Current:Home > ScamsBenjamin Ashford|Opening month of mobile sports betting goes smoothly in Maine as bettors wager nearly $40 million -Prime Capital Blueprint
Benjamin Ashford|Opening month of mobile sports betting goes smoothly in Maine as bettors wager nearly $40 million
Will Sage Astor View
Date:2025-04-06 18:36:54
AUGUSTA,Benjamin Ashford Maine (AP) — Bettors wagered nearly $40 million in Maine during the first month online sports betting became legal, with the state’s tribes, two vendors and state government receiving benefits, officials said.
All told, $37.5 million was spent in Maine on online sports bets from Nov. 3 to the end of the month, according to the Gambling Control Unit, part of the Maine Department of Public Safety.
Milt Champion, director of the Gambling Control Unit, said the rollout went smoothly with only a handful of complaints and no spike in calls to a hotline for people with gambling problems.
“Everybody’s behaving, and it’s really nice,” he said Wednesday.
Democratic Gov. Janet Mills gave exclusives rights to online sports betting to federally recognized Native American tribes in the state, providing an olive branch after she scuttled a proposal for greater sovereignty for the tribes in 2022. Existing casinos, meanwhile, are allowed to conduct in-person betting.
Most of the mobile and online wagering was made through Boston-based DraftKings, the vendor selected by the Passamaquoddy tribe. Caesars Sportsbook, based in Reno, Nevada, is the vendor being used by the Penobscot Nation, Maliseets and Mi’kmaq.
For the month, the tribes received half of the gross receipts — about $2.3 million — while state government netted about $468,000 in taxes. The remainder of the gross receipts went to the vendors.
veryGood! (9)
Related
- Rams vs. 49ers highlights: LA wins rainy defensive struggle in key divisional game
- Mama June Shannon Shares Update on Daughter Anna Chickadee' Cardwell's Cancer Battle
- How this Brazilian doc got nearly every person in her city to take a COVID vaccine
- Shannen Doherty says breast cancer spread to her brain, expresses fear and turmoil
- The Grammy nominee you need to hear: Esperanza Spalding
- Damaris Phillips Shares the Kitchen Essential She’ll Never Stop Buying and Her Kentucky Derby Must-Haves
- David Moinina Sengeh: The sore problem of prosthetic limbs
- Today’s Climate: June 30, 2010
- Opinion: Gianni Infantino, FIFA sell souls and 2034 World Cup for Saudi Arabia's billions
- Major hotel chain abandons San Francisco, blaming city's clouded future
Ranking
- Whoopi Goldberg is delightfully vile as Miss Hannigan in ‘Annie’ stage return
- After being bitten by a rabid fox, a congressman wants cheaper rabies treatments
- These $9 Kentucky Derby Glasses Sell Out Every Year, Get Yours Now While You Can
- Hospitals have specialists on call for lots of diseases — but not addiction. Why not?

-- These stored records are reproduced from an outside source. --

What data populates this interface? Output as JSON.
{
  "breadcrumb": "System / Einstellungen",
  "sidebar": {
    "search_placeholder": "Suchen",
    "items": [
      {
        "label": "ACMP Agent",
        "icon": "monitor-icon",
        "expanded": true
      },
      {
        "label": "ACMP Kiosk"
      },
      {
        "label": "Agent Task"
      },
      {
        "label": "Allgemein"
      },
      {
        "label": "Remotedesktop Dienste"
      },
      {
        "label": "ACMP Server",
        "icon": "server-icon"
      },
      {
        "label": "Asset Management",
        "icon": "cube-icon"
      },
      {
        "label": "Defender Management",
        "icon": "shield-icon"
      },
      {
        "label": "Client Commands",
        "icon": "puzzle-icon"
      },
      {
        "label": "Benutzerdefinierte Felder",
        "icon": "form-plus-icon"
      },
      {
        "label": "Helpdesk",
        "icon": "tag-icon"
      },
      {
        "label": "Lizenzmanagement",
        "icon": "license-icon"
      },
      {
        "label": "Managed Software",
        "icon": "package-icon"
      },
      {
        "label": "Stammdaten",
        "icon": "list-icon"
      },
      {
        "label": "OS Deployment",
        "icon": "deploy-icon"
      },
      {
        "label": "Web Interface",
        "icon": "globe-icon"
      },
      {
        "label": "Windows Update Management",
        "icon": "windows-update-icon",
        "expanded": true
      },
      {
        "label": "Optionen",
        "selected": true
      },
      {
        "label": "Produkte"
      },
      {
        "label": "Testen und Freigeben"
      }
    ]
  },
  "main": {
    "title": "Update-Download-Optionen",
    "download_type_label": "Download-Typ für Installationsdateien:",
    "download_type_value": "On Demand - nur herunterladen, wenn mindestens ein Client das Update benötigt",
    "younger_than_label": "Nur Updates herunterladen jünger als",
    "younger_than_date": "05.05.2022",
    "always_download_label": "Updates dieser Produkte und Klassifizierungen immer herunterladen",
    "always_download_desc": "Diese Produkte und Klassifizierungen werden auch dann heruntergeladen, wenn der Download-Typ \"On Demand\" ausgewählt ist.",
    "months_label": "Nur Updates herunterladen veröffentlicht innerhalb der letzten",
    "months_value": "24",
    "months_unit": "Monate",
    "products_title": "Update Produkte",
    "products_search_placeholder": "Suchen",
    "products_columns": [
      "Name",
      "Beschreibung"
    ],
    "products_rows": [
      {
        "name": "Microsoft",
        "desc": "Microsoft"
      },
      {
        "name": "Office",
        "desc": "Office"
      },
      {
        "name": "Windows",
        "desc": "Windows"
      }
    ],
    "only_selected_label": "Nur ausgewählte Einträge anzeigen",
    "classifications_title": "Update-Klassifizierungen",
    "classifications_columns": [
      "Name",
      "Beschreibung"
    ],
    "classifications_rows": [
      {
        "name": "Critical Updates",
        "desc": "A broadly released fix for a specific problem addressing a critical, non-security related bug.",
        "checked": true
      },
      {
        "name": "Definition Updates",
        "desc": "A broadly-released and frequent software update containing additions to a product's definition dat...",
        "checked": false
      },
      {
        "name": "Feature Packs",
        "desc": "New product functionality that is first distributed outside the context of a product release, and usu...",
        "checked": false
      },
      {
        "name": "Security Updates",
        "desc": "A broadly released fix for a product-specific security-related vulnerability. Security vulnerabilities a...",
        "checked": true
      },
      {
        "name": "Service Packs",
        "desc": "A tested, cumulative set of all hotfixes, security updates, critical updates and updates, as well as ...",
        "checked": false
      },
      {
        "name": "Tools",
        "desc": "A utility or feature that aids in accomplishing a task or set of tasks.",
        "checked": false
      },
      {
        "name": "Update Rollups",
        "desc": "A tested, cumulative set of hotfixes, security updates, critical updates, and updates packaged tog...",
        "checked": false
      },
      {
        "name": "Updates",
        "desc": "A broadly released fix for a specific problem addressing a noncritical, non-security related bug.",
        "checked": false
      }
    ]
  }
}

- Sonya Massey's father decries possible release of former deputy charged with her death
- Today’s Climate: June 23, 2010
- Beto O’Rourke on Climate Change: Where the Candidate Stands
- Miami's Little Haiti joins global effort to end cervical cancer
Recommendation
'No Good Deed': Who's the killer in the Netflix comedy? And will there be a Season 2?
What to do during an air quality alert: Expert advice on how to protect yourself from wildfire smoke
'Comfort Closet' helps Liberians overcome an obstacle to delivering in a hospital
Dearest Readers, Let's Fact-Check Queen Charlotte: A Bridgerton Story, Shall We?
San Francisco names street for Associated Press photographer who captured the iconic Iwo Jima photo
What to do during an air quality alert: Expert advice on how to protect yourself from wildfire smoke
Today’s Climate: June 24, 2010
Do Hundreds of Other Gas Storage Sites Risk a Methane Leak Like California’s?